DETAILED DESCRIPTION OF IMPACT:
On Saturday 4 October 2014 from 09:27 to 12:31 PDT, 8.4% of App Engine applications in US datacenters experienced a rate of serving HTTP 500 errors that was higher than 10%. A further 15% of applications experienced error rates that were lower than 10%. Latency for affected applications was not significantly higher at the median for successful requests. At the 90th percentile, latency increased by 2.2 times. 80% of deployments of new versions failed during the incident period. App Engine’s auto-scaling was impaired during the incident.
ROOT CAUSE:
The incident occurred after one application made a configuration change that resulted in an invalid state. This state was saved to a storage system used by US applications to store their configuration. Some processes in App Engine’s serving infrastructure received segmentation faults when they tried to read the configuration for this application. Any application that was scheduled to run on a segfaulting server experienced elevated errors and latency.
REMEDIATION AND PREVENTION:
The invalid state was written to storage at 09:27. Our engineers received an automated alert at 09:41, indicating that some processes in one datacenter were failing. We identified the root cause of the problem at 10:35. However, the process that we normally use to write configuration to storage was itself crashing.
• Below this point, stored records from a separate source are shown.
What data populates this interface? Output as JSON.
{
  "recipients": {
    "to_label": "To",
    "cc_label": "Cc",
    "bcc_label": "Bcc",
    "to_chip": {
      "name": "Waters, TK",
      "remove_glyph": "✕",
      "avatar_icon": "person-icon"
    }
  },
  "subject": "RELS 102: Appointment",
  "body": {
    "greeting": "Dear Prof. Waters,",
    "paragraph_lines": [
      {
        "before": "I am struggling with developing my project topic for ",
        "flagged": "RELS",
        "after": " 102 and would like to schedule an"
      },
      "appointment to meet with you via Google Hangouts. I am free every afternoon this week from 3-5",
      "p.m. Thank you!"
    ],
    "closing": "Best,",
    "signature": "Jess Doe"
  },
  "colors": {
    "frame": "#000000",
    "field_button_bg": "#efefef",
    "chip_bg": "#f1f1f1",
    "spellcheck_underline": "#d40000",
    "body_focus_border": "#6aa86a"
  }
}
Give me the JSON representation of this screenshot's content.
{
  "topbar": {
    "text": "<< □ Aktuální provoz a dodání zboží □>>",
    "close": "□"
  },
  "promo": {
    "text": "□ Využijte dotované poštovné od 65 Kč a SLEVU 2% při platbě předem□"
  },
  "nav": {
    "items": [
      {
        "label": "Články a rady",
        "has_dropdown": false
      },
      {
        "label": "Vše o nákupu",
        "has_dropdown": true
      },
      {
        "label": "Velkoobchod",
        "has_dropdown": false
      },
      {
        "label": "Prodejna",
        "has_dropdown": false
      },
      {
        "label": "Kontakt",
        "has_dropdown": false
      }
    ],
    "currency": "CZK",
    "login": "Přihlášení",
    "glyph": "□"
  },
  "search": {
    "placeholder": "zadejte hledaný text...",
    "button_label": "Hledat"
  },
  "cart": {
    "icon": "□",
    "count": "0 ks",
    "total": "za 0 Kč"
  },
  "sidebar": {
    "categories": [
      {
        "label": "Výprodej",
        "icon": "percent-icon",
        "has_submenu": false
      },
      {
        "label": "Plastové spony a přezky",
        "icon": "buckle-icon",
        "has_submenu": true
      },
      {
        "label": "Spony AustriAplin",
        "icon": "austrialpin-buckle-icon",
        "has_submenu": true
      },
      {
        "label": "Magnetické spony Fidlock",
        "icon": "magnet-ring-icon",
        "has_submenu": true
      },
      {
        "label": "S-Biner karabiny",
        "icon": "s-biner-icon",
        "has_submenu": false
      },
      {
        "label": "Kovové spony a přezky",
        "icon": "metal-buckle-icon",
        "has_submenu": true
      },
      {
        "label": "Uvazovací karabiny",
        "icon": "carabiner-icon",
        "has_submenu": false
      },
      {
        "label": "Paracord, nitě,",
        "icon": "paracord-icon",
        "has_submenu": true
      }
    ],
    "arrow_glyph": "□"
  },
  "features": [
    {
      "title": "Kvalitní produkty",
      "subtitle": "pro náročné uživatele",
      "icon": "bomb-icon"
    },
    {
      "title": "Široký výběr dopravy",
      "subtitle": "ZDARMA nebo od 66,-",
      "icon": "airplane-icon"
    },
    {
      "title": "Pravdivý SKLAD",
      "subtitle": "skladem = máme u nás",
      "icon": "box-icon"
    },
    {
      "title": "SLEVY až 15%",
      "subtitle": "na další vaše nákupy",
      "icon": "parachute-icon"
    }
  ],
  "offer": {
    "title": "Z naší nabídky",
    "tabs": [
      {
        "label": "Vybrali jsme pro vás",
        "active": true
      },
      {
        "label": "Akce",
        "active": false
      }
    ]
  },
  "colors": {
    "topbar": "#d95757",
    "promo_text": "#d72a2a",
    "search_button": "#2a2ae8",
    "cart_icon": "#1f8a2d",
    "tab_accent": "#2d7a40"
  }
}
We therefore had to find an alternative means to repair the configuration. This was completed at 12:14. The new configuration was replicated to all datacenters and the system was stabilized at 12:31.
To prevent recurrence, we will change our code to ensure that an invalid application configuration cannot affect other applications. In addition, we will improve our tools, so that we can repair invalid configurations more quickly.